Umbilical cord blood: Identifying the communal in global UCB banking

You are invited to the public lecture that is part of the 2019-20 Sadler Seminar Series.

This event will be held in room 3.01 (seminar room 1) in Clothworkers Building South

Since the 1990s, initiatives of banking umbilical cord blood (UCB) have mushroomed, including forms of public banking, family or private banking, and hybrid banking.

Traditionally, blood has many social and cultural connotations, but awareness of the use of UCB for therapeutic and research purpose has grown over the last decades.

Since sourcing began in the 1990s, the status of UCB has altered from ‘waste’ to ‘gift’, from ‘gift’ to ‘commodity’, and in some cases, it has been taken out of circulation to be hoarded as form of expensive security. Its collection from families generally relies on the connection of UCB with intimate cultural bonds expressed through the notions of gift, saving, security, insurance and solidarity for and with family, community and, also, strangers. At the same time, however, UCB banking has become part of a global banking, therapy and life science industry.

Against this background, this lecture will discuss how the meaning of the notion of blood has been changing over the last decades in the globalising world of UCB banking. The lecture explores how the various models of UCB banking mobilise traditional societal ties of people with their communities, and what these practices actually mean in terms of the needs of community members, including, for instance, ethnic minorities and the various socio-economic segments of society; secondly to what extent we can speak of Western and Asian models of UCB banking. Examining examples of UCB banking in Asia, the question is raised on how the ‘gift’ of UCB figures locally and in the context of global complexities and opaqueness of the global blood industry.

Margaret Sleeboom-Faulkner is Professor of Social and Medical Anthropology at the University of Sussex (Brighton, UK). Her work concerns processes of nation-state building in China and Japan and biotechnology and society in Asia. 

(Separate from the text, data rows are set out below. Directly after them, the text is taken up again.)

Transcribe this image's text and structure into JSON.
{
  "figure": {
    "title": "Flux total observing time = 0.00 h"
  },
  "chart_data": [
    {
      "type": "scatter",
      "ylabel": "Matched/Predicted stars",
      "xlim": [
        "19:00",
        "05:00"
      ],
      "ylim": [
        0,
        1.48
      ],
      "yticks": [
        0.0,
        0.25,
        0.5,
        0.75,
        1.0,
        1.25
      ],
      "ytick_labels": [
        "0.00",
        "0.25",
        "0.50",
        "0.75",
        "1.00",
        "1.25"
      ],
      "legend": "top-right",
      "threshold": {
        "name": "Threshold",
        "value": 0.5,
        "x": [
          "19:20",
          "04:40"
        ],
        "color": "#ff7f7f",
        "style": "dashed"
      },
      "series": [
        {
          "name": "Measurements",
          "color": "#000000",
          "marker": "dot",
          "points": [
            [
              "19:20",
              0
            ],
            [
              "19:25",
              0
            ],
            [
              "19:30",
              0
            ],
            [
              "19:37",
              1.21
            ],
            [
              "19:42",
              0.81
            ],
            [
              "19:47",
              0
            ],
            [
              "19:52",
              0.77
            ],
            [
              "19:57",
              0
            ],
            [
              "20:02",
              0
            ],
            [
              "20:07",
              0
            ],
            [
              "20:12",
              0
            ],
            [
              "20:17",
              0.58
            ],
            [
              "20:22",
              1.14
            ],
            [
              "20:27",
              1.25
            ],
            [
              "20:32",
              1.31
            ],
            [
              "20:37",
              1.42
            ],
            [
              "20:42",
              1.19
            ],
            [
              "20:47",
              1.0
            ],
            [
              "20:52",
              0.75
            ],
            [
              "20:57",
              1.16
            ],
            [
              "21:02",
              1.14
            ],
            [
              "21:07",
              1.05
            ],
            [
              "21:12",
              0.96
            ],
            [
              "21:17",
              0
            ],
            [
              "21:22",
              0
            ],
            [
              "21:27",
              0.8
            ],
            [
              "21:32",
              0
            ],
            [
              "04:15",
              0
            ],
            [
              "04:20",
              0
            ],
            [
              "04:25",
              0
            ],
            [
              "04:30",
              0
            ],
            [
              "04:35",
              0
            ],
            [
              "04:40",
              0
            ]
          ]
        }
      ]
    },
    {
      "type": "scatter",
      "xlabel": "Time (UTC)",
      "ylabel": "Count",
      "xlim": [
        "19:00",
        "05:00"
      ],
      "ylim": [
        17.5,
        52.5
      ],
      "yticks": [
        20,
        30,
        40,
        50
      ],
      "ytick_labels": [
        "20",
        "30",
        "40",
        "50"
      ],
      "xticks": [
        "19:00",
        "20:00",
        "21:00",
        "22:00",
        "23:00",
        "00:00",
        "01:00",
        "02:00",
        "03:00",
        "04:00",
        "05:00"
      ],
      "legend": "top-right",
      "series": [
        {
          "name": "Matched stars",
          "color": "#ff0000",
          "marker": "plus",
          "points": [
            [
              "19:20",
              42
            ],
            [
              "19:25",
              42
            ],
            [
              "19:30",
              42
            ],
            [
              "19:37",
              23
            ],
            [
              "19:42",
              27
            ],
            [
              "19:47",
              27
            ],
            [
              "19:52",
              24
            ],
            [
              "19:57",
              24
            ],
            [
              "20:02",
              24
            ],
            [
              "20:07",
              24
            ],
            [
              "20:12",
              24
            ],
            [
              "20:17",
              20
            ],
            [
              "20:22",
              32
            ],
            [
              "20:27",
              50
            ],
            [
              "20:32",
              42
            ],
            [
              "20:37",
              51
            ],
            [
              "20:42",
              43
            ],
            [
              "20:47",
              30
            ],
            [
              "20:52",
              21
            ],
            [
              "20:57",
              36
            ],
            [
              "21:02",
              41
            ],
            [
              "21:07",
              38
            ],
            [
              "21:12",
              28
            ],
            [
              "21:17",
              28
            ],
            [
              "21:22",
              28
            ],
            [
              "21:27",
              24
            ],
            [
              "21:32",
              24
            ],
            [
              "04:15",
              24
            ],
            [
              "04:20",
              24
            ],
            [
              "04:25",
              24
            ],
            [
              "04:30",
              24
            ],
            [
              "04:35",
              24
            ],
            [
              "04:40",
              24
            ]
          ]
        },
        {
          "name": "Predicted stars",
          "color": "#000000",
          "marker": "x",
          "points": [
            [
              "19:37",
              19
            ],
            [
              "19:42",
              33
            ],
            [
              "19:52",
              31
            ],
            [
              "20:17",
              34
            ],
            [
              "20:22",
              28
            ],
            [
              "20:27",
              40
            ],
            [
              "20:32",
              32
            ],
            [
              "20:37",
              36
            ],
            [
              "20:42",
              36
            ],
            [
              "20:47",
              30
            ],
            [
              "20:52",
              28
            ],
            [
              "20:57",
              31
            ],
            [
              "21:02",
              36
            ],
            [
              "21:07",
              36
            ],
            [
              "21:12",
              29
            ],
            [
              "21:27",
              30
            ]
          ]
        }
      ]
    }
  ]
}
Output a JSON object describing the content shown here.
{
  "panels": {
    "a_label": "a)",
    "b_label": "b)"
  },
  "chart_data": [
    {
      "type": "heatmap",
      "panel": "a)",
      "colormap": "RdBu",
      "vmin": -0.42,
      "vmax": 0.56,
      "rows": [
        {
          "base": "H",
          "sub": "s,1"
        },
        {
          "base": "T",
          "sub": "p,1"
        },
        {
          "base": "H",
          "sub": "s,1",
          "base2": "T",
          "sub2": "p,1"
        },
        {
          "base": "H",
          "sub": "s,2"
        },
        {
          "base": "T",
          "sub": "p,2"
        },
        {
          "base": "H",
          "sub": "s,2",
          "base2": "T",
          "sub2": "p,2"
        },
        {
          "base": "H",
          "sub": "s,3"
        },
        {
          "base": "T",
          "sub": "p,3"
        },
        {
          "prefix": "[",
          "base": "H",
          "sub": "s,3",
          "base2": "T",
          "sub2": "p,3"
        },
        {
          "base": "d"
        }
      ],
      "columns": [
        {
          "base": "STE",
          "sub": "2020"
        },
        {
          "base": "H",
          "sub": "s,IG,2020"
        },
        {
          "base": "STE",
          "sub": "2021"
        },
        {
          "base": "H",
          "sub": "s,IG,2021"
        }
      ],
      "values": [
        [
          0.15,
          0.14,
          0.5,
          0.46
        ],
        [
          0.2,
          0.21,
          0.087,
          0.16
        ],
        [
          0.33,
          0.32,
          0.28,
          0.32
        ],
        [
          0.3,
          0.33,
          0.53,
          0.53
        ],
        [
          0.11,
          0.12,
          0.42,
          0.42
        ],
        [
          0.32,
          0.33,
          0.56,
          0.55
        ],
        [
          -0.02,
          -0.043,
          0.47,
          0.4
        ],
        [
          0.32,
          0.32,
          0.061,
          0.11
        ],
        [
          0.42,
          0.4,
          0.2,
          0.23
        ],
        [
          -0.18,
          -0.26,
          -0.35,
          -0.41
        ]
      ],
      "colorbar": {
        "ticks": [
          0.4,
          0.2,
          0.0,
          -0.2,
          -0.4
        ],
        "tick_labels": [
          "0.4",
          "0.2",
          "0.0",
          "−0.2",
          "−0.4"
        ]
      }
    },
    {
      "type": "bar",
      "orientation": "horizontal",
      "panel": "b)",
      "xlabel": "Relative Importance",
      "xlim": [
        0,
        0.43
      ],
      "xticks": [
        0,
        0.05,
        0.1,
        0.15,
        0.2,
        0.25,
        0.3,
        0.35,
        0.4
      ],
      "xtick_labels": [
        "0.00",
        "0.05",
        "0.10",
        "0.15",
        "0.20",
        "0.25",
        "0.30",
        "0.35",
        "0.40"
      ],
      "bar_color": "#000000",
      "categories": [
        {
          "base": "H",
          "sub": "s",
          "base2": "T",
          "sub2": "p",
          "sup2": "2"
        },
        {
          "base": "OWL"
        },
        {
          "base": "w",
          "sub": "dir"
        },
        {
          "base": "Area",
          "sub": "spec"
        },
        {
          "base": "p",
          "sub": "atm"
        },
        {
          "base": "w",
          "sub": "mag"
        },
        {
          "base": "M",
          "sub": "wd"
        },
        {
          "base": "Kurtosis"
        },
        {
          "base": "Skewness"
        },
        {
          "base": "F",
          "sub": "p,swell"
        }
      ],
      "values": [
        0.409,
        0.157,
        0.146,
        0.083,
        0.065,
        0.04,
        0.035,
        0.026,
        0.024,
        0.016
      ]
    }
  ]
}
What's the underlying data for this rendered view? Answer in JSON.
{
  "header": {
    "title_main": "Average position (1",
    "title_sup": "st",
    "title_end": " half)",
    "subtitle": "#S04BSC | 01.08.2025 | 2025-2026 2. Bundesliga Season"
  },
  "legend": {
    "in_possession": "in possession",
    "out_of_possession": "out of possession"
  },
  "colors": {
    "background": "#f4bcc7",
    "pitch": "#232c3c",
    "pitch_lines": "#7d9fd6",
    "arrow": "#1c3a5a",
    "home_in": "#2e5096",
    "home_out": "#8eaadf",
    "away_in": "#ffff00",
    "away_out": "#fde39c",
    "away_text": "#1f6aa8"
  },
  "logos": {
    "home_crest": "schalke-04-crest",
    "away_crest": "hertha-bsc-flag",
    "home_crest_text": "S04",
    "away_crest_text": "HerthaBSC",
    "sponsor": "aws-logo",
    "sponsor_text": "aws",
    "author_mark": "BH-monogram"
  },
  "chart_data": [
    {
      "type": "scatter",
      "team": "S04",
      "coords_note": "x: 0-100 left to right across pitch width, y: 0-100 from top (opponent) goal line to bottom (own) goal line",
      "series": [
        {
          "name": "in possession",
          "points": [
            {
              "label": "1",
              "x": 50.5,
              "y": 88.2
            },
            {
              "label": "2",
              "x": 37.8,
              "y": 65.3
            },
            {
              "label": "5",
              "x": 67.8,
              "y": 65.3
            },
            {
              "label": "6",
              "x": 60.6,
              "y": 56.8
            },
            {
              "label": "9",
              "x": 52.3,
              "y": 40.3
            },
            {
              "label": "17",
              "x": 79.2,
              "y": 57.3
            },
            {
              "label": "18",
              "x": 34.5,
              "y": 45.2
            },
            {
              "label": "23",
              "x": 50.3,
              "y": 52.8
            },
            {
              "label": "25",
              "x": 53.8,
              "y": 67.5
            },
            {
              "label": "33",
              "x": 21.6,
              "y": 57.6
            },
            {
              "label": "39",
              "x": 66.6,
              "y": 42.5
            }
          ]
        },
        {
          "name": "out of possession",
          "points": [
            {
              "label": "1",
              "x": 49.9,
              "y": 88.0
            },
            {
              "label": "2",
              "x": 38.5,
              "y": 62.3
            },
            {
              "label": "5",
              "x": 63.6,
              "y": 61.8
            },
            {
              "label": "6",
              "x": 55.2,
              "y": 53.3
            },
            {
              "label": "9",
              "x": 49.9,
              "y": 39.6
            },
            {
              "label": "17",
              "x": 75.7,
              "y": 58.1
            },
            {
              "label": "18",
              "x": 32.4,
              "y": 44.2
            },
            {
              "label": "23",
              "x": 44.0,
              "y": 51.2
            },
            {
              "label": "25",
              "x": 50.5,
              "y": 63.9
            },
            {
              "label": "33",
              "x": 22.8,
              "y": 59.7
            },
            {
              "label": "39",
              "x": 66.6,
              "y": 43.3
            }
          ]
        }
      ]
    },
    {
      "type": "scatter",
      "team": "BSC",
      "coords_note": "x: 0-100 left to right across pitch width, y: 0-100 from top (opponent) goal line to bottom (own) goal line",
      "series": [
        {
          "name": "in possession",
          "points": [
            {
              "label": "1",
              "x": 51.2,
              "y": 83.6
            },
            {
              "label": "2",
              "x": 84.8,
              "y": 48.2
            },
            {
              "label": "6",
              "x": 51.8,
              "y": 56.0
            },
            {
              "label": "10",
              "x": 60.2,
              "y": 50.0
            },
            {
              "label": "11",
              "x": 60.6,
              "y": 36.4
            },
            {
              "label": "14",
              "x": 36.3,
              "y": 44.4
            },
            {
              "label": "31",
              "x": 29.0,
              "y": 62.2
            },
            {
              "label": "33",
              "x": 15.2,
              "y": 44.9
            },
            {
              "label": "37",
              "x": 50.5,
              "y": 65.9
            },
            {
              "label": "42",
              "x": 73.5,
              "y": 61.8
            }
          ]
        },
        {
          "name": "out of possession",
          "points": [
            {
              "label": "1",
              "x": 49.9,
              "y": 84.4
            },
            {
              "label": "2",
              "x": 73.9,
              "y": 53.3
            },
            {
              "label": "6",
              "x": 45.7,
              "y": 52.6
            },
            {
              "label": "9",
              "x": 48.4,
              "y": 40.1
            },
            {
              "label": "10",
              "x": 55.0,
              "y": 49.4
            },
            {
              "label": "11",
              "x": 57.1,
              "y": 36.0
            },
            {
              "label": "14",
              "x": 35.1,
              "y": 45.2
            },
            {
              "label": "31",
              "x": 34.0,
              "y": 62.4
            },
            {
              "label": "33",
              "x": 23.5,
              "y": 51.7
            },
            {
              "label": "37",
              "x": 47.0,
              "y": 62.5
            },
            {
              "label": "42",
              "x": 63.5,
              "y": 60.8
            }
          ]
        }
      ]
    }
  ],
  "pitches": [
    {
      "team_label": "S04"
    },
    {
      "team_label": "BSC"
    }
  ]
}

Margaret’s research projects concern international life science networks in the fields of biobanking and biomaterials, and stem cell therapies and experimentality (funded by the ERC and ESRC respectively). In these projects she combines anthropological approaches and social studies of science.

This event is part of the Sadler Seminar series, Vital Circulations: Bodily Fluids in Bioeconomy, supported by the Leeds Arts and Humanities Research Institute.